The cervix is formed by a group of cells that divide and multiply harmoniously. Cervical cancer occurs when some of the normal cells mutate (damage) and divide uncontrollably. Without a curative intervention, these cells continue to grow into a mass or malignant tumor. These cancer cells can remain within the cervix or spread through the lymphatic system or bloodstream to reach other distant organs and form new tumors called metastases.
Cervical cancer may rise from the cells that line the cervix cavity or the epithelial cells of the opening of the cervix. Depending on the tissue (group of cells) affected or the characteristic of the tumor, a cervical cancer can be:
- Squamous Cell Carcinomaof the Cervix – This type of cervical cancer develops from a group of thin and flat cells that line the bottom of the cervix called squamous cells. Squamous cell carcinoma is the most common form of cancer of the cervix and represents 80-90% of cervical cancers.

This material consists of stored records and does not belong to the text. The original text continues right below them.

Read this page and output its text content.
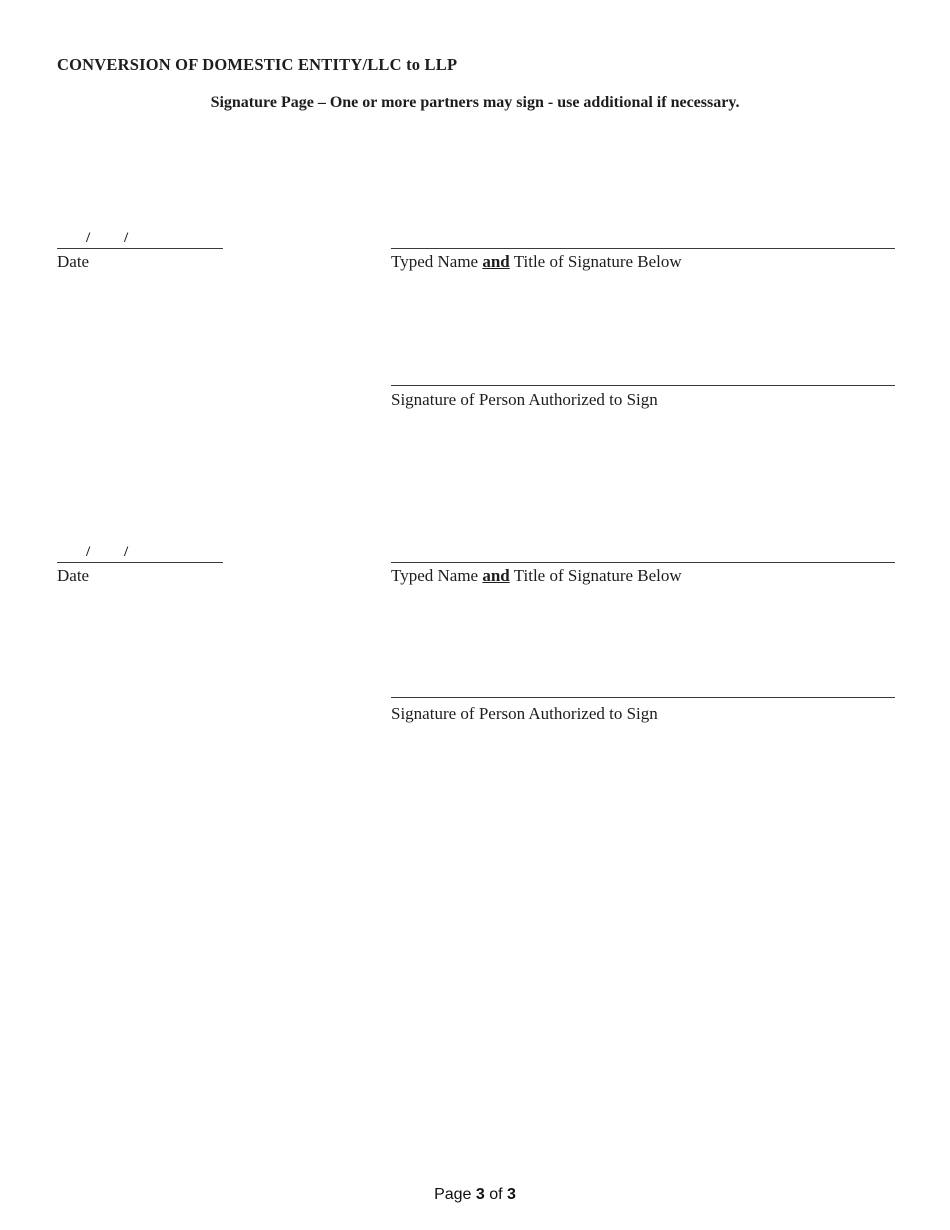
CONVERSION OF DOMESTIC ENTITY/LLC to LLP
Signature Page – One or more partners may sign - use additional if necessary.
/ /
Date	Typed Name and Title of Signature Below
Signature of Person Authorized to Sign
/ /
Date	Typed Name and Title of Signature Below
Signature of Person Authorized to Sign
Page 3 of 3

- Adenocarcinoma– This type of cervical cancer develops within the canal that leads from the vagina to the uterine cavity, especially on the tissues that cover and protect the surface of the cervix uteri . Adenocarcinoma is responsible for 10-20% of cervical cancers.
Cervical Cancer Risk Factors
The causes of cervical cancer are not well known. However, certain factors are suspected in the development of the disease. Most common risk factors of cervical cancer include:
- HPV infection- Persistent HPV infections mainly groups HPV16 and HPV18 are the major contributors of occurrence of cervical cancer.
- many or frequent change of sexual partners
- exposure “in the uterus” to DES (diethylstilbestrol)
- early sexual intercourse, principally before age 18
- alteration of the membrane lining the cervix due to hormonal change or cigarette smoke
- age- The risk of developing cancer of the cervix is rare before twenty five years of age, but the risk increases from fifty one years.
- sexually transmitted diseases (STDs) – Some STDs such as chlamydia, gonorrhea, syphilis, and HIV / AIDS can contribute to the development of cervical cancer.
- weakened immune system- Your immune system protects your body against infection and development of other pathologies. Having a weekend immune system facilitates the development of a variety diseases including cervical cancer.
Cervical Cancer Symptoms
In the early stage of the disease, cervical cancer may produce no symptoms. The tumor develops over a period of 5-15 years. Meanwhile, the cancerous cells continue to multiply in your cervix. As the cancer worsens, you may experience:
- vaginal discharge
- vaginal bleeding
- vaginal mass (rare)
- moderate pain during sexual intercourse
If you have an advanced cervical cancer, you may also experience:
- pelvic pain
- back pain
- leg pain
- loss of appetite
- urine incontinence
- swollen leg (usually one)
- unreasonable weight loss
- pain during intercourse
- heavy vaginal bleeding after intercourse
Cervical Cancer Complications
Cancer of the cervix can be controlled or even cured completely if diagnosed early and treated appropriately. When poorly treated or detected at an advanced stage, cervical cancer can spread beyond its original site to invade the lymph nodes, giving rise to metastases in other organs distant from the pelvis. The metastases may be present in the abdomen, lungs or other organs. In this case, survival chance decreases considerably.
Complications of the Treatment
Treatments for invasive cervical cancer often lead to infertility. Therefore, if you have cervical cancer and are planning to have children in the future, talk to your doctor before starting the treatment.